Jason Lamoreaux will graduate June 14 from Upper Merion High School. Last year at this time, he was navigating the college-application process, which includes the writing of a personal statement and this dilemma: Do I tell them what I think, or what I think they want to hear? Lamoreaux took what some might view as a risk. Instead of addressing world hunger or carbon emissions, he offered an honest insight into his personality.
Andrew Ferguson applauded the approach when I told him about Lamoreaux. Ferguson recently documented the charade that the college-application process has become. His best seller, Crazy U: One Dad's Crash Course in Getting His Kid Into College, is a testament to kids' adopting alternative personas that they think will please admissions officers. His own son had other ideas. He once told his guidance counselor that he wished to attend a school where he could go to a football game, take off his shirt, paint his chest in the school colors, and "major in beer."
In this sell-yourself environment, Ferguson discouraged his son from lifeguarding the summer before his senior year.
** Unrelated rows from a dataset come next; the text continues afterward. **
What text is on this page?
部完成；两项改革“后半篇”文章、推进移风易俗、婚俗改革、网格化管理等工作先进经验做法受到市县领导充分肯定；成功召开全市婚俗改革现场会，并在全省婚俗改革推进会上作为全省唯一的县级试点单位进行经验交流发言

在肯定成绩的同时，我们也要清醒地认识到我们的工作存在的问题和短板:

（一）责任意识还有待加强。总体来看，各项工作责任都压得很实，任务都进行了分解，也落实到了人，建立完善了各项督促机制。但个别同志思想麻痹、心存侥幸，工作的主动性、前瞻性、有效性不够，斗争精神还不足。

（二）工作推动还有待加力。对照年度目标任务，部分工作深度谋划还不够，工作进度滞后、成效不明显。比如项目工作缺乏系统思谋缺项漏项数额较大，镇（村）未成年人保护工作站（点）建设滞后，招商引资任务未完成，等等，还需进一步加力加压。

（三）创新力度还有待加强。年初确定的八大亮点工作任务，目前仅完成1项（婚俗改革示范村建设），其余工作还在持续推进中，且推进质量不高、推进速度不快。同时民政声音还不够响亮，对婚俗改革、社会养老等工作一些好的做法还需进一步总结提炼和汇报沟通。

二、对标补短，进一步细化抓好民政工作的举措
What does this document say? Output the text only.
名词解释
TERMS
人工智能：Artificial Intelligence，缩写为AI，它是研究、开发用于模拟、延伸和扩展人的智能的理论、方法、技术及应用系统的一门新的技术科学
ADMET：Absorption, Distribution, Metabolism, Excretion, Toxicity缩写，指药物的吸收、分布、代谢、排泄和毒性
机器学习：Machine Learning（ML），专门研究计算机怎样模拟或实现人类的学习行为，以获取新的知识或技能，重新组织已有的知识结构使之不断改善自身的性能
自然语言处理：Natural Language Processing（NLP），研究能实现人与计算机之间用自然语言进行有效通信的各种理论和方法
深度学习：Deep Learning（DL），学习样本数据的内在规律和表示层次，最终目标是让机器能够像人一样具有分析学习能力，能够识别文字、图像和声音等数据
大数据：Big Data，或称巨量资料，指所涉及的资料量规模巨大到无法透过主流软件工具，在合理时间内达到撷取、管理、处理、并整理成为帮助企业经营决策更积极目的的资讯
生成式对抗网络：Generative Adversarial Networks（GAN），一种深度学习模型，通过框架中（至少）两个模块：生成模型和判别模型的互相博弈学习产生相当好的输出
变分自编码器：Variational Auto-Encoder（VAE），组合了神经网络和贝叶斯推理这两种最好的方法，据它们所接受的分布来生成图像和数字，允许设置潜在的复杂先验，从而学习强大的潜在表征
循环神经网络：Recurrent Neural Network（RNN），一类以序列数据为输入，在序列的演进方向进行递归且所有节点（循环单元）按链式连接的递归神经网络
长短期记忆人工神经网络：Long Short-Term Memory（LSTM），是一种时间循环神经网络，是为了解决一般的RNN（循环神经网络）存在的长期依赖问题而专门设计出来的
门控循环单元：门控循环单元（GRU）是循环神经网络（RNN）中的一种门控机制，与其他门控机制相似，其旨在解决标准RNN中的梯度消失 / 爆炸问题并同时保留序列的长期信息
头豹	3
A professional college counselor "had said that there are all these things that the kids should do, you know, start a business, go to Guatemala and build wheelchair ramps in whorehouses," Ferguson wrote. "I knew he didn't have the entrepreneurial spirit, and I wasn't going to send him to Guatemala, so we were sort of at a loss, and he ended up lifeguarding anyway."
Ferguson's book highlights the application essay as a particular source of student and parental angst. Ferguson laments that the essays seem ill-suited for 17-year-olds - an unrealistic, touchy-feely search for a high schooler's most intimate thoughts.
"They ask things like, 'Tell us your most embarrassing moment,' or 'If you were a tree, what kind of tree would you be?' " Ferguson told me. "This college counselor told me that my son needed to dig down deep and let us hear his innermost thoughts. I said: 'Lady, he's a 17-year-old boy. He doesn't have any innermost thoughts.' "
Jason Lamoreaux's academic record at Upper Merion has included both A's and B's - with more of the latter than the former. He's carried a couple of honors-level courses. His honors physics teacher e-mailed his mom earlier this year, saying: "Jason is definitely an asset in the class; I'm glad he's here. Honors classes can be a little 'stuffy' sometimes. He breaks the mold." Lamoreaux was a cocaptain of the swimming and water polo teams this year, and likes classic rock, comedy, and summer lifeguarding. He loves the Phils.
Last year, he applied to several schools but refused to end nuclear proliferation in his essay. Instead, he discussed watching a lacrosse championship against rival Upper Dublin.
"As a swimmer and one who had to compete regularly against Upper Dublin, they had always been a powerhouse filled with pompous jerks who thought they were better than everyone else," he wrote.
". . . It was a Thursday night at Upper Dublin and the league championship was on the line. As a swimmer and water polo player, I know how it feels to not get too much support from fans except for the occasional friends who come to watch me."
"Before the game, I had put on my Spanish National water polo team flame-decorated Speedo. . . . I pulled my shorts off, and ran up and down the stands with my chest painted blue (one of my high school colors) in my flame-decorated Speedo.
"Our fans erupted. It was louder than it had been all game.
"There are a number of ways to show school pride, make a contribution or be part of a team. Not every action is remembered or even deserves mentioning, some aren't even recognizable in the scheme of things. And I do know that what I did was a little bit 'out there,' maybe even over the top to some people. But I know that what I did made a difference that day and, even if a lot of people don't remember that one thing, I know for sure the lacrosse team will never forget it. And really, that's the whole point!"
His musings won raves from Ferguson.
"An essay like this should cheer the hearts of every parent and every applicant. It shows that, despite lots of advice to the contrary, you can apply, succeed, and never surrender your individuality!"
To my surprise, it also won accolades from Leonard Krivy, who for decades has been a prominent educational consultant in Cherry Hill. "The home field advantage is relevant to many aspects of our lives," he told me. "This is a very interesting and well told perspective on home field advantage - and one with which most of us can identify.
"Jason shows accomplishments that invite the colleges' attention. He has taken well-thought risks and has confidence in his ideas and ability to follow through, and he has become part of the school's history and has made a difference," Krivy continued.
"You can write a modern-day version of the Gettysburg Address. However, unless you meet the school's objective criteria, you probably won't be admitted and the essay may not be read."
Another of Krivy's rules: "Schools like a well-rounded class, not necessarily well-rounded individuals. FOCUS ON YOUR SPECIAL STRENGTHS."
Jason Lamoreaux applied to nine schools. He was rejected at one, wait-listed at another, and accepted at the remaining seven. The head of admissions at St. Mary's College in Maryland wrote a note on his acceptance saying "how glad he was that he was wearing his Speedo."
Lamoreaux will enter Gettysburg College in the fall. And he will go places.